The practical starting point for most organisations is spatial screening: understanding where your assets, operations, and key supply chain geographies sit in relation to areas of high biodiversity value and sensitivity. This doesn't require field surveys or specialist ecological knowledge. It requires good data and a clear methodology.

Where in-house expertise does matter is in interpretation and in building the internal capability to keep the analysis current as your portfolio evolves and as disclosure requirements develop. Investing in that capability (whether through training, hiring, or embedding biodiversity literacy across sustainability, procurement, and risk functions) is one of the priorities that consistently separates organisations that embed nature into decision-making from those that treat it as a periodic exercise.

9. We use external consultants for our biodiversity assessments. Is there an argument for building more internal capability, or is that unnecessary given the pace the field is moving at?

Consultants are valuable, and they're not going away; the best ones are genuinely useful for project-level depth and for keeping pace with methodological developments. But there's a meaningful distinction between commissioning a bespoke assessment and having an ongoing internal capability.

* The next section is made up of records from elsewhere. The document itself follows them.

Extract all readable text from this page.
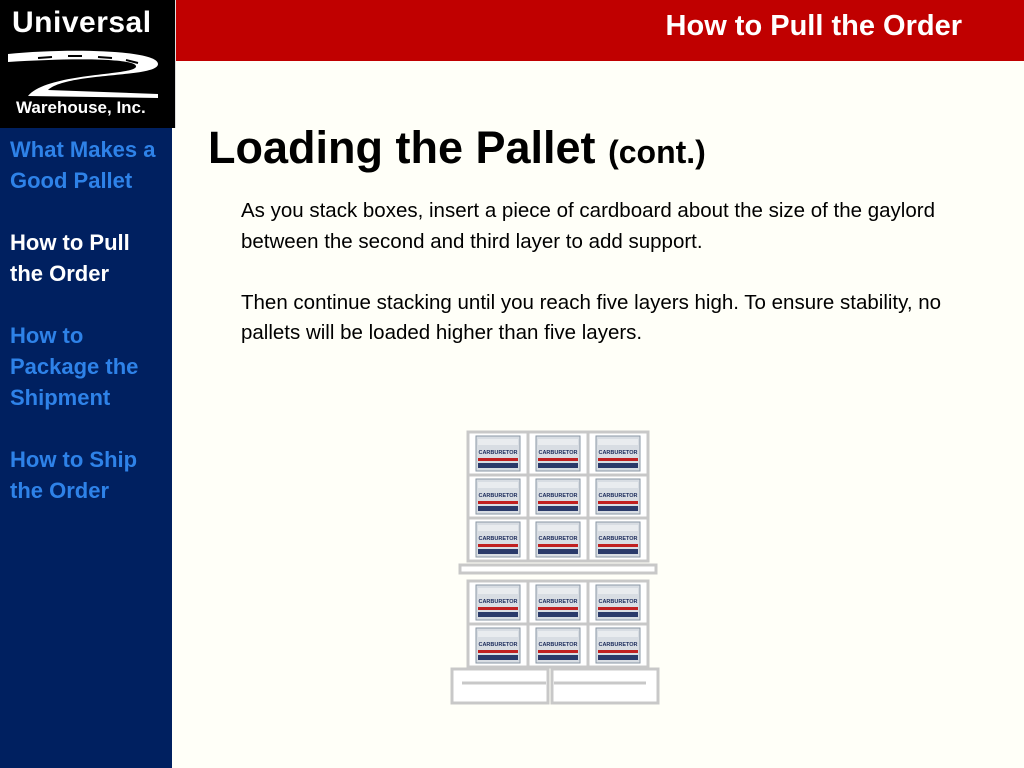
How to Pull the Order
Universal
Warehouse, Inc.
What Makes a Good Pallet
How to Pull the Order
How to Package the Shipment
How to Ship the Order
Loading the Pallet (cont.)

As you stack boxes, insert a piece of cardboard about the size of the gaylord between the second and third layer to add support.

Then continue stacking until you reach five layers high. To ensure stability, no pallets will be loaded higher than five layers.

CARBURETOR	CARBURETOR	CARBURETOR
CARBURETOR	CARBURETOR	CARBURETOR
CARBURETOR	CARBURETOR	CARBURETOR
CARBURETOR	CARBURETOR	CARBURETOR
CARBURETOR	CARBURETOR	CARBURETOR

A consultant answers a specific question at a point in time. It's slow, it's periodic, and the institutional knowledge tends to leave with the engagement. An internal capability means your team can screen new acquisitions, respond to investor queries, incorporate biodiversity into procurement decisions, and keep your disclosure current without going back to the market each time. As the pace of regulatory development increases and as investor scrutiny of nature-related disclosure intensifies, the frequency of those needs will increase too.

10. We've made some progress: a board paper approved, a pilot screening commissioned, some initial data gathered. How do we stop this from stalling at the initiative stage and turn it into something that changes how decisions are made?

The shift from initiative to organisational capability is the hardest part, and it's where most biodiversity strategies stall. The reason is usually one of two things: the strategy depends on one or two internal champions whose departure or reassignment would end it, or it sits entirely within the sustainability function without connecting to the decisions made by finance, procurement, or operations.

The durability question is really a governance question. Who owns this outside the sustainability team? Endorsement without ownership rarely shifts capital or procurement decisions. Nature becomes part of how a business is run when the accountability extends beyond the sustainability function: when biodiversity criteria appear in project approval processes, in supplier contracts, in acquisition due diligence, in treasury's green finance framework.

Document assumptions and outcomes as you go. Treat the business case as a living document that updates as your data improves, as regulatory expectations change, and as your portfolio evolves. Communicate early wins in real time, even if they're modest: a flagged acquisition risk, a permitting process that went more smoothly because of early ecological screening, an investor query answered credibly. These build the organisational memory that makes the programme resilient to personnel changes and budget cycles.

The ten challenges described here are consistent across sectors, geographies, and organisation sizes. They are structural and organisational rather than scientific. Which means the path forward is not only about gathering authoritative data but also about building the internal case, the right language, and the governance that makes biodiversity a permanent part of how risk and resilience are managed.